The economy slowed drastically in the first three months of the year, but fears of a recession were eased by a rebound in factory orders in May.
The nation’s gross domestic product grew at a 2.7 percent annual rate in the first three months of 1995, the Commerce Department said Friday. That was slightly more than half the pace of expansion in the fourth quarter of last year and matched the slowest growth in 18 months.
The widespread signs of slowdown were blurred by a second report, which showed orders to U.S. factories climbed 1.4 percent in May after three straight declines that included a 2.2 percent plunge in April. The May advance was the strongest showing since a 2 percent gain in December.
The stock market rallied on the mixed economic reports. The Dow Jones industrial average was up more than 26 points by midafternoon and bond prices were mixed in a narrow range.
Analysts expect economic growth in the second quarter, which ended Friday, was slower than the January-March period and cited a new business survey as evidence of further weakness.
The Purchasing Management Association of Chicago said its index of area activity fell to 47.6 percent in June from 53.5 percent the previous month. A reading below 50 percent is a signal the region’s economy is shrinking.
But that contrasted with reports Thursday that showed a healthy recovery for new-home sales nationwide in May and declining first-time claims for jobless benefits last week. Also, a new report on consumer sentiment conducted by the University of Michigan was up slightly.

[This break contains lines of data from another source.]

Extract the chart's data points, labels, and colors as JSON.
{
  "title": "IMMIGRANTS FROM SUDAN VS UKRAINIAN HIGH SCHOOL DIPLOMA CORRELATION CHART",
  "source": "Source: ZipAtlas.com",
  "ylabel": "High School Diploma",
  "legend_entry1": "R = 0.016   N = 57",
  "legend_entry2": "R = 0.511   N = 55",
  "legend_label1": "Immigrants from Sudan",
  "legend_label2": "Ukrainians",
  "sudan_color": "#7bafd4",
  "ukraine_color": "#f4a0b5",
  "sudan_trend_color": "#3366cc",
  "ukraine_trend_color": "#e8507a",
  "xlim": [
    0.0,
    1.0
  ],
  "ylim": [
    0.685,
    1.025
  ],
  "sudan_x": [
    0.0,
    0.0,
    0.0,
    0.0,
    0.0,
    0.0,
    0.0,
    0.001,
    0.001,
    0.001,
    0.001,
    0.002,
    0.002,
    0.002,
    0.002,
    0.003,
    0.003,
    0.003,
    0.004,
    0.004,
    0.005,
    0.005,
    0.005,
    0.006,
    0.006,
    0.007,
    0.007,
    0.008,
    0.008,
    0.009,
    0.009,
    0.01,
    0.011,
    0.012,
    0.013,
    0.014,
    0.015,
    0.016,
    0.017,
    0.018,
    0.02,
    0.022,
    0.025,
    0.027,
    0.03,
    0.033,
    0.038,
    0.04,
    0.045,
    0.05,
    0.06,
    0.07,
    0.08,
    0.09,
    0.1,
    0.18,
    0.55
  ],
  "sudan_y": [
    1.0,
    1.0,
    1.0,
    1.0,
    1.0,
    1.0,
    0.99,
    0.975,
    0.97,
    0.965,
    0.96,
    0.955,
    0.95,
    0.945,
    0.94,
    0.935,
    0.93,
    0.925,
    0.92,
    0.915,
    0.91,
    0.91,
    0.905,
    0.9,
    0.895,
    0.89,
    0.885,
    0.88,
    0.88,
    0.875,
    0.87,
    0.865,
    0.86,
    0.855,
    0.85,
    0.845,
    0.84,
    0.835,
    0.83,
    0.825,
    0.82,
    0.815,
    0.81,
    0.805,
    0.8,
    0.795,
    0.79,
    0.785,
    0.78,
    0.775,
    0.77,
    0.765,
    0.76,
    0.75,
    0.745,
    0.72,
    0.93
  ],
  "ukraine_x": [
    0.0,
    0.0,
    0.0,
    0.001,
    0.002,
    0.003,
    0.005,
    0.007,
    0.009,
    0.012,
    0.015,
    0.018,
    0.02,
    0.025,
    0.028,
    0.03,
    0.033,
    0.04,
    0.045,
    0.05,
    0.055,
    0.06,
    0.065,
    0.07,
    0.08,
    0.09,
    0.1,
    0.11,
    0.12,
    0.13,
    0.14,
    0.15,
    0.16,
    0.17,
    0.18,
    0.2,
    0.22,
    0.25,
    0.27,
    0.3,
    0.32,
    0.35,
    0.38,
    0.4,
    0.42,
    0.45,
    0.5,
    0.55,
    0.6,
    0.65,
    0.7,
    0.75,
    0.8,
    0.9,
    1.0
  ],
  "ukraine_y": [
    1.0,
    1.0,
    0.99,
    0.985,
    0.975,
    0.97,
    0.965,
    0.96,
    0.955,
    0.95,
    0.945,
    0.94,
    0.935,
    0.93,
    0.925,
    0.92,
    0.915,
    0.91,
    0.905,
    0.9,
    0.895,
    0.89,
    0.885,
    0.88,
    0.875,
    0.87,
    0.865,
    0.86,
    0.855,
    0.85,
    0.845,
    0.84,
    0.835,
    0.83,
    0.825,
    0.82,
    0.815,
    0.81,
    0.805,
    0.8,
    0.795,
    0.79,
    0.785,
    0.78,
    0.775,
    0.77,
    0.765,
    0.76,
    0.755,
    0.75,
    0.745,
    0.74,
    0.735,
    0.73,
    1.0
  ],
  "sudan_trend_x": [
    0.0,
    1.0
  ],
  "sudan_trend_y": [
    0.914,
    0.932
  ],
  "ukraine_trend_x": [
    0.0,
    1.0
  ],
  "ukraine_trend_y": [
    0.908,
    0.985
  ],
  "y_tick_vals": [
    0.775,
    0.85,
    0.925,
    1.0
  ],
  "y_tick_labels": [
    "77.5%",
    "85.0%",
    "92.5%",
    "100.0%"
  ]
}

Analysts said the flurry of ambiguous data may make it difficult for the Federal Reserve to agree on a cut in interest rates next week.
The reports “are not ringing any alarm bells,” said economist Robert Dederick of Northern Trust Co. in Chicago. “The economy is not falling on its face, but it’s been limping.”
Some said the economy still needs a shot in the arm, and that the Fed should cut rates when the central bank’s policy-making Federal Open Market Committee meets Wednesday and Thursday.
“With no threat of inflation and several months of anemic growth, the FOMC should reduce short-term rates by 50 basis points,” said Jerry Jasinowski, president of the National Association of Manufacturers.
During a one-year stretch ending Feb. 1, the Fed doubled the rate banks charge each other for overnight loans to 6 percent. Jasinowski suggested lowering it to 5.5 percent.
The economy may have barely expanded in the second quarter and possibly shrunk, analysts said. And they said the third quarter that has just begun may only be slightly better.
But most doubted a recession, defined as two straight quarters of declining activity, is at hand.
“The risk of a 1995 or 1996 recession remains low,” said Cheryl Katz of Merrill Lynch & Co. “We expect a moderate rebound late this year.”
The latest report on GDP, the total output of goods and services produced in the nation, showed that consumer spending in the first quarter was a little weaker than previously estimated. But the downward revision was offset by higher net exports and business investment.
The Commerce Department said GDP increased $36.3 billion at an annual rate in January through March, compared with a booming $66.8 billion in the last three months of 1994.
Inflation during the first quarter rose slightly but remained in the moderate range.